This article was originally featured in The Guardian.
OK, I’ll admit it, I’m a bit of a data geek. As so much gardening advice is based not on systematically tested ideas, but received wisdom, I find doing a bit of measuring and recording can often reveal some surprising results. One of the simplest methods I have found is timing how long I spent doing different indoor and outdoor gardening tasks and noting how they stack up. While I was pretty sure watering was going to come out top in terms of time investment in the growing season, even I was astonished that 70% of my time spent in the garden was dedicated exclusively to holding a hose.
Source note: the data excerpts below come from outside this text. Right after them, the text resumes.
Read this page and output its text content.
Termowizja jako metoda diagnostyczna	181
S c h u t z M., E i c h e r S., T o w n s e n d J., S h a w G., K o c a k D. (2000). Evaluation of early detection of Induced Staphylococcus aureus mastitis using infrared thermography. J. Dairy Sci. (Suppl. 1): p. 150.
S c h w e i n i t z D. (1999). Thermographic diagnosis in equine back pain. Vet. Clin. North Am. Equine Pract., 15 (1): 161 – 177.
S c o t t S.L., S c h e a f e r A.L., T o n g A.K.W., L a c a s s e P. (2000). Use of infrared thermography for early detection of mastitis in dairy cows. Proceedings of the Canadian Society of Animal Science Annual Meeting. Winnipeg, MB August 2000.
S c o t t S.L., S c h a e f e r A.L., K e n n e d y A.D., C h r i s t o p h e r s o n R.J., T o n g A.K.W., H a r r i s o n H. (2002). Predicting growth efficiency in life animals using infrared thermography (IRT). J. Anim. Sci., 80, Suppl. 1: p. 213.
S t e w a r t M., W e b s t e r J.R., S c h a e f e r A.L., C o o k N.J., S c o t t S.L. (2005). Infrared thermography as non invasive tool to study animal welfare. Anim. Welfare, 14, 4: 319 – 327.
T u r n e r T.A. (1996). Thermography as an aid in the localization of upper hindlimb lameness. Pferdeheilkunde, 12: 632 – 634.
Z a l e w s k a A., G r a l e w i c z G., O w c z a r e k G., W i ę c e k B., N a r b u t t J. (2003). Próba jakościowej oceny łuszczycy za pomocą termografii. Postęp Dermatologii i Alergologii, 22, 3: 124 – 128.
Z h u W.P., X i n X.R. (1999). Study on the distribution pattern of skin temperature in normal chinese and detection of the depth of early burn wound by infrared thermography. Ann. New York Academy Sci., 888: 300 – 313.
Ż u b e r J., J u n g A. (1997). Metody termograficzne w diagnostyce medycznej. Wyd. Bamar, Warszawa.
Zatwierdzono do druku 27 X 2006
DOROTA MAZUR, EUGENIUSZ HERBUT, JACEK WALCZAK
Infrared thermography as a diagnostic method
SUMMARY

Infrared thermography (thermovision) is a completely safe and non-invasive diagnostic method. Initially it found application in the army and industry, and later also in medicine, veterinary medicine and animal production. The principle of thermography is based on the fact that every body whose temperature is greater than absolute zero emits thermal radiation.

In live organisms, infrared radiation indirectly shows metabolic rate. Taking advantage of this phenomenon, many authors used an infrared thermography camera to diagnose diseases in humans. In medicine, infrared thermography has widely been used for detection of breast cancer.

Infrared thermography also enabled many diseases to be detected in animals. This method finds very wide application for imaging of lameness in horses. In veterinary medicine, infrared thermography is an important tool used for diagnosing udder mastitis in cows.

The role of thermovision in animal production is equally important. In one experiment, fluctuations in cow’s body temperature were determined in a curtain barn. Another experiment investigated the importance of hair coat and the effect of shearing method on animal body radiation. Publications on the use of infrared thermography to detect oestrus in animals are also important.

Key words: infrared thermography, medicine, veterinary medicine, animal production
If you are anything like me, finding water-wise ways to irrigate will not only save you an enormous amount of time, but reduce your bills and help the planet, too.
Probably the most straightforward and sustainable way to reduce water usage is to ditch growing in containers in favour of the ground. The huge relative surface area to volume ratio of pots means that they will not only dry out far faster than open ground, but will also be subject to wider temperature fluctuations, which can further exacerbate water loss. This is particularly the case in containers with porous surfaces, like fibre-lined hanging baskets or unglazed terracotta, and the smaller the pot, the more thirsty your plants will be.
A second way to help retain vital moisture around the root zone of your plants is to add an insulating layer of mulch. Crack open a big bag of bark chippings, leaf mould or really any other organic material, spread it in a thick layer over the soil between plants, and it will work not only to seal in water, but help cool their roots. As it breaks down, it will further add nutrients, food for friendly soil microbes, and spongy water-retaining fibres, which all conspire to create the ideal conditions for plant growth.
Ultimately, one of the best ways to reduce your need for irrigation is not about retaining the moisture but knowing when and how to water in the first place. First, ditch this whole little and often approach that you often hear about. Light topical applications will only dampen the surface, which on hot days can evaporate off before it even reaches the plant roots. However, giving everything a really good soak half as often allows the water to percolate much deeper, where it not only gets where it needs to, but will create a reservoir plants can draw on. Studies have shown that this technique also encourages plants to put down deeper roots, which makes them more resilient in dry spells, too.
Finally, although the old idea that watering in the heat of the day can burn plant leaves – because water droplets act like lenses – is of limited merit, it’s still not a good idea to water in the peak of the day. Much of the water will be lost to the air, whereas if you water in the cool of the evening, it has extra time to sink in.
Simple tweaks to what you are already doing will save you time, money, effort and, of course, the age-old battle with un-kinking the hose.